Quote Originally Posted by Freddie View Post
I'm talking about HotkeyNet 2's language, not HotkeyNet 1. HotkeyNet 2 has a real language. Here's an overview:

http://hotkeynet.com/hkn2/ref/LanguageOverview.html

One of the main reasons why I wrote a language from scratch instead of, e.g., adapting Lua was the following paragraph from the page I just linked:


To make the language do that, every internal piece of the language had to be designed for it. The data structures that represent variables, the binding method for functions, the syntax of the language, the way strings of byte code are fed into the interpreter ... everything had to be designed for it. Maybe it would be practical for some people to retrofit that into a complicated program written by other people, but for me, it was easier to start with a clean sheet of paper.
Quote Originally Posted by Jafula View Post
I have two machines, one for my master and a second for my four slaves.

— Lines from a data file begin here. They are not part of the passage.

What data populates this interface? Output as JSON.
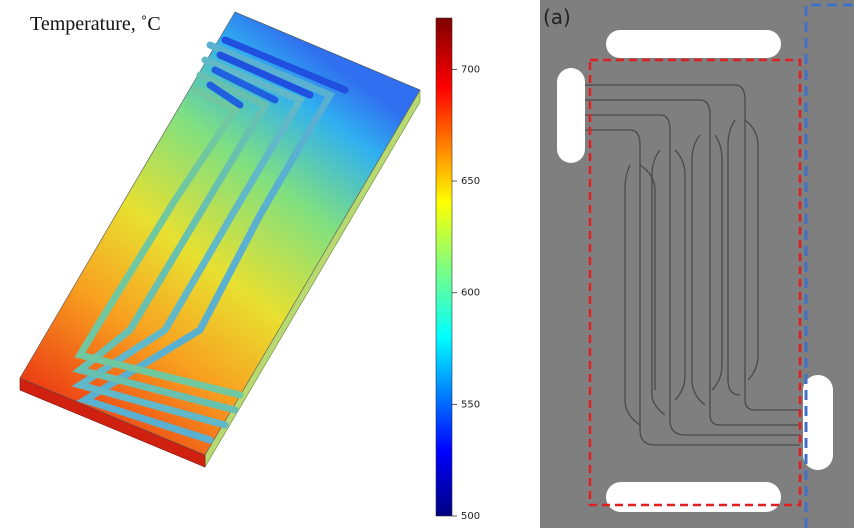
{
  "left_panel": {
    "title": "Temperature, ˚C",
    "colorbar": {
      "lim": [
        500,
        723
      ],
      "ticks": [
        500,
        550,
        600,
        650,
        700
      ]
    }
  },
  "right_panel": {
    "label": "(a)"
  }
}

In HKN1, I have a script on my master machine that is not on my slave machine. The script on the main machine has a section that launches WoW, resizes, enters username and password, etc. HKN1 sends this part of the script accross to the second machine and runs it.

By changing the one script on the main machine, I can control what happens on the second.

Without "pre-compiled scripts" this would not be possible.
Why not just push the text script to the 2nd machine and pre-compile it on the 2nd machine instead of sending compiled code over the network?